- Goldfields Woodlands National Park (●) is a national park the Shire of Coolgardie
- Type: National park
- Location: Goldfields–Esperance region
- Coordinates: 31°12′53″S 120°32′15″E﻿ / ﻿31.2147°S 120.5374°E
- Area: 64,628 ha (159,700 acres)
- Established: 2000
- Administrator: Department of Biodiversity, Conservation and Attractions

= Goldfields Woodlands National Park =

National park in Western Australia

Goldfields Woodlands National Park is a national park in the Goldfields-Esperance region of Western Australia, 474 km east of Perth and 120 km west of Kalgoorlie, in the Shire of Coolgardie. The park borders the Boorabbin National Park in the west and is situated along the Great Eastern Highway. It is located in the Coolgardie bioregion.

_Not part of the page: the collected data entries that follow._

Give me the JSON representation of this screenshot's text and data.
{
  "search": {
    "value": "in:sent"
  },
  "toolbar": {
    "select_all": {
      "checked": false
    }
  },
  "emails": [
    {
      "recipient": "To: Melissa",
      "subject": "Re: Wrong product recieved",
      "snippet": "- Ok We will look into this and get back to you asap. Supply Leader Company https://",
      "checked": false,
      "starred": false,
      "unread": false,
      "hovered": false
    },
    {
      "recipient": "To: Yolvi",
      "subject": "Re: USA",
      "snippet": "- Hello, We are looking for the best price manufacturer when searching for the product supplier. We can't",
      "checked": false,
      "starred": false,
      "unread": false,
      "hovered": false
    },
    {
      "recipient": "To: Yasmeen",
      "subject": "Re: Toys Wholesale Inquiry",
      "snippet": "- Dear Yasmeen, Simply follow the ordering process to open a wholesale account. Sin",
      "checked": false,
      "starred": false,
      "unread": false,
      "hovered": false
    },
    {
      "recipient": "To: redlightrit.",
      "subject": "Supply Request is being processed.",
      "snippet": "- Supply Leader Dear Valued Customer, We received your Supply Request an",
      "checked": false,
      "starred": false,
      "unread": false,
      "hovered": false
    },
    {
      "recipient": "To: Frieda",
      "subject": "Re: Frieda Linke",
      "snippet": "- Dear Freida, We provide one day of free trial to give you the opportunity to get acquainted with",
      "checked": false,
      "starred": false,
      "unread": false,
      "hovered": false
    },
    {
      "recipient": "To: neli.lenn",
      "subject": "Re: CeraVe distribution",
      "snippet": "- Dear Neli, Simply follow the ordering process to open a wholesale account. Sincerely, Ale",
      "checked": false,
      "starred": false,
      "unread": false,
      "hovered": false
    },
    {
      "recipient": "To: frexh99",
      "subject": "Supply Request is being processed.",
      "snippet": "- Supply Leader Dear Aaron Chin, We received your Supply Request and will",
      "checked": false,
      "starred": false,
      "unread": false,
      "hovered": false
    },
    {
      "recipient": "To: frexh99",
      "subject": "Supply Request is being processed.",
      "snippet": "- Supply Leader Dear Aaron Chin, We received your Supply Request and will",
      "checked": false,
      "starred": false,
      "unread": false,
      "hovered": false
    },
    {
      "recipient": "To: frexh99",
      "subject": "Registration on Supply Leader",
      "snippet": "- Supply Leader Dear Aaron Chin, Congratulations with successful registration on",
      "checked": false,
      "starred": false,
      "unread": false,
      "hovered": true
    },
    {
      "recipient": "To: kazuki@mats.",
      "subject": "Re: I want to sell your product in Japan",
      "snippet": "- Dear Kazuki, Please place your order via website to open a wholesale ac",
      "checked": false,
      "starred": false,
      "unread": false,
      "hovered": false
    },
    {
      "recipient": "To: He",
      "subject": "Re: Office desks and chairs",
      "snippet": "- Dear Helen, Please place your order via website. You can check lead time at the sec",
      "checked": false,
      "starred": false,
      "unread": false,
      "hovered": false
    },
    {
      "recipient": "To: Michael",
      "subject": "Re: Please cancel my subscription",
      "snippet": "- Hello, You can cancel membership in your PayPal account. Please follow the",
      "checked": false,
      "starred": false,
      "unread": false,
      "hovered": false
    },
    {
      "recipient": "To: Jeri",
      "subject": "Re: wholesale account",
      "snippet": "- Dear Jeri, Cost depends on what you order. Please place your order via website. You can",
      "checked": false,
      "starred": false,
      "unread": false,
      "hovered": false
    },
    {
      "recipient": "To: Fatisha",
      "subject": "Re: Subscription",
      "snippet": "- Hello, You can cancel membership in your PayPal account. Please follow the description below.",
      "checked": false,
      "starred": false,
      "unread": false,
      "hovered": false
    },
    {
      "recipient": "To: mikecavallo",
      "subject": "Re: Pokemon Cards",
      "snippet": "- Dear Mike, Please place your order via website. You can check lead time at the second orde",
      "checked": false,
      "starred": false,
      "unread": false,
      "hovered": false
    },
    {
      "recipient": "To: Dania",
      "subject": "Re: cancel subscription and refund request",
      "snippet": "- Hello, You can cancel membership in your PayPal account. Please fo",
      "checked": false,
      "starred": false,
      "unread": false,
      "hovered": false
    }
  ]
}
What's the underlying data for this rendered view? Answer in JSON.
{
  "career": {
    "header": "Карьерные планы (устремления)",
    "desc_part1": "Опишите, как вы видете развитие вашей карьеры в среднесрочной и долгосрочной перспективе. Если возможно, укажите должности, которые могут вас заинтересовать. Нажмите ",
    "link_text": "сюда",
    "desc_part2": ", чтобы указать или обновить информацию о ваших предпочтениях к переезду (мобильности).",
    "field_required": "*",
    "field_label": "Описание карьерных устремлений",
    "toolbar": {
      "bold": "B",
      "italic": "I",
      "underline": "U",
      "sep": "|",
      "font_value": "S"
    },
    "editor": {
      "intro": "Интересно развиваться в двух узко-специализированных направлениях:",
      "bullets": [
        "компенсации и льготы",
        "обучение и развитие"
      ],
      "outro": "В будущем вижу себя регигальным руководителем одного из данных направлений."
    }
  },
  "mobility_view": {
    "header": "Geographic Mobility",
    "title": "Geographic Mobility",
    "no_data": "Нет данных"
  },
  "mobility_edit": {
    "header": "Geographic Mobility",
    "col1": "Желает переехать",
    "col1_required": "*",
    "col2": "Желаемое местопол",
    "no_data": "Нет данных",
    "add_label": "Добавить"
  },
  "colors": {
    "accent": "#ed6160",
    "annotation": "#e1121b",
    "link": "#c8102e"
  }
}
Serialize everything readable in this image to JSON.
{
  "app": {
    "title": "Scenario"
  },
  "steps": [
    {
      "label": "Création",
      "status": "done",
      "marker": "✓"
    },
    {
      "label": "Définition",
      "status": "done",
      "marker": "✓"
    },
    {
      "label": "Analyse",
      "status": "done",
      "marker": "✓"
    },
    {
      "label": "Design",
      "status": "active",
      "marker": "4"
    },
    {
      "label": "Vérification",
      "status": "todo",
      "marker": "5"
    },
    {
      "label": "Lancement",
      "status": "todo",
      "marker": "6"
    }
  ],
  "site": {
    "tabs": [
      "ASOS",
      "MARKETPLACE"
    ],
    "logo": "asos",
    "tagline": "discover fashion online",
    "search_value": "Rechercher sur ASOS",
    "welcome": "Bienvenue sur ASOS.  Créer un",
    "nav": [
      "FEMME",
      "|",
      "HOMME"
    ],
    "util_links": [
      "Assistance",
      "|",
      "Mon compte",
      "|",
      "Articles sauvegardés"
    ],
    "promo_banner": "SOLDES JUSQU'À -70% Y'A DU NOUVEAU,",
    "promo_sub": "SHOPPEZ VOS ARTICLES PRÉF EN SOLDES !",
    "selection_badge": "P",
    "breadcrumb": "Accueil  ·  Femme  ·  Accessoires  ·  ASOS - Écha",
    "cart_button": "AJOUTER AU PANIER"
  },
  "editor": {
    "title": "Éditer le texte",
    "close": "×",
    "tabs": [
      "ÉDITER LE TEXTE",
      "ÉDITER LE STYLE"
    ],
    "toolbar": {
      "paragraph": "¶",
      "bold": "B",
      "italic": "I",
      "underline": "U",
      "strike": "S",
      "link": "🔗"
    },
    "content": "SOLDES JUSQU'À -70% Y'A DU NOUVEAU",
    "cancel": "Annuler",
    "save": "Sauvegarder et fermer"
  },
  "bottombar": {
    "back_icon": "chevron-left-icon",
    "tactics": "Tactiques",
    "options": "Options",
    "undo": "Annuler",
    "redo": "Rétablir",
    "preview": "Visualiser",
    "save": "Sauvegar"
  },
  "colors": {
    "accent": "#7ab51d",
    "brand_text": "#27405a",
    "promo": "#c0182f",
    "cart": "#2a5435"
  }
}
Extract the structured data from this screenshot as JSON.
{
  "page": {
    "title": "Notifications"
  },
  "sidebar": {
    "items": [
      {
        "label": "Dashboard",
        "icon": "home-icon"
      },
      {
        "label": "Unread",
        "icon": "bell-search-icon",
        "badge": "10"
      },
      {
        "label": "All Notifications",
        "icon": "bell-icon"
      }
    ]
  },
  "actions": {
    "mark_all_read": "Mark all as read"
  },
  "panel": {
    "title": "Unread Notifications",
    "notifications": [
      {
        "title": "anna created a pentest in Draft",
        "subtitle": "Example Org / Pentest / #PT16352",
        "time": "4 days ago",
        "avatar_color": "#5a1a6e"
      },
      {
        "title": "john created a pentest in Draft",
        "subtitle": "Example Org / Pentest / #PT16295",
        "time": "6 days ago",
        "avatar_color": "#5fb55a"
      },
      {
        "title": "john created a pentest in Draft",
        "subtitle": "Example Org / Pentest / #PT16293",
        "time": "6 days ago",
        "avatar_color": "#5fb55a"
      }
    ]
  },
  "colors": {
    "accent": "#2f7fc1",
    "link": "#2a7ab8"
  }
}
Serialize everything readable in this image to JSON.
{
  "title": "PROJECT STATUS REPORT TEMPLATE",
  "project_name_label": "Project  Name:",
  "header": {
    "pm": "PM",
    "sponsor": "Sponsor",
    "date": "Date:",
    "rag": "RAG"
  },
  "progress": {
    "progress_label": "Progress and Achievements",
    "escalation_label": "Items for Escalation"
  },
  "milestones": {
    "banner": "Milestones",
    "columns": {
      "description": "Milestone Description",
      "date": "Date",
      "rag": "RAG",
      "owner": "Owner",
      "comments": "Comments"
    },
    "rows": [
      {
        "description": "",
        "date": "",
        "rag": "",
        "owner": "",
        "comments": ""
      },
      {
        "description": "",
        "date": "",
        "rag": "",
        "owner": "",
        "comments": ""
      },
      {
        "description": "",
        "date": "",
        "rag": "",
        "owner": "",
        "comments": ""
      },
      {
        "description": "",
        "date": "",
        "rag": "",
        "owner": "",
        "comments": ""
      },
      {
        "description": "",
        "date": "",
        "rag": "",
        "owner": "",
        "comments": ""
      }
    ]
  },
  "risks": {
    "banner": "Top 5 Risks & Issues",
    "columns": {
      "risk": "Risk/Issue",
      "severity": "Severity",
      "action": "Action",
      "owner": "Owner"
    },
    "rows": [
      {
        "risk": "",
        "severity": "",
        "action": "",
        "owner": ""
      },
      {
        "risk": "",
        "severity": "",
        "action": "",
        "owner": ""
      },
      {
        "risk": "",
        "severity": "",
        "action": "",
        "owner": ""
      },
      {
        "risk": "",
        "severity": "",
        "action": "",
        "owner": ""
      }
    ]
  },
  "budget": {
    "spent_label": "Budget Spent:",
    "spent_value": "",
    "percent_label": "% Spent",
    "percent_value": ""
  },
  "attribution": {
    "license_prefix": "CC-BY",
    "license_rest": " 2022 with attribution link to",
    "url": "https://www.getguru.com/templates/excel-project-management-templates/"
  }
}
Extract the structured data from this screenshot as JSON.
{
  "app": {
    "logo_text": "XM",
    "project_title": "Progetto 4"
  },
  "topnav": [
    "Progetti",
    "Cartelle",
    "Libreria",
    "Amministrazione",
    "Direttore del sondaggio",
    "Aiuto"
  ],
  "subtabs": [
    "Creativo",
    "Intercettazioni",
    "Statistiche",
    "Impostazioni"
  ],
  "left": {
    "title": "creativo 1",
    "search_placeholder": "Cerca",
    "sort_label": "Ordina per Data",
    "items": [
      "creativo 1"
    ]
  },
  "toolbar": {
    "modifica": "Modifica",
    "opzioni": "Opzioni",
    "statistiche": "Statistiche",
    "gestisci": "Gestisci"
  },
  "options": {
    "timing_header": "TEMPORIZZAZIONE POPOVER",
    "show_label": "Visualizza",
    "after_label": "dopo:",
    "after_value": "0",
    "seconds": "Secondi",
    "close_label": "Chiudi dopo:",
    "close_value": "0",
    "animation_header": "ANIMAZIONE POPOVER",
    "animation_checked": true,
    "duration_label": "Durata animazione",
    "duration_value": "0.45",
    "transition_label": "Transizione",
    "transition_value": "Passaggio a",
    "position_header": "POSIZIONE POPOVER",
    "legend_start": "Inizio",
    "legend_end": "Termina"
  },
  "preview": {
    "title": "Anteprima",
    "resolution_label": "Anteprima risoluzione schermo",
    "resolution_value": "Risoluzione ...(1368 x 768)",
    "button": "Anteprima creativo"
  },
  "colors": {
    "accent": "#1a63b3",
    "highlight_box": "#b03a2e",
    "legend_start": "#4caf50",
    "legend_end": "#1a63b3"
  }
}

The Goldfields Woodlands National Park was created on 14 April 2000 with a size of 64,628 hectare. The Goldfields Woodlands Conservation Park is adjacent to the east of the national park.

The national park, on land whose traditional owners are the Kalaamaya people, is part of the Great Western Woodlands. Apart from its natural features, the park also serves to preserve the human history of the region, both indigenous and contemporary. The Holland Track and the Goldfields Water Supply Scheme pass through the park.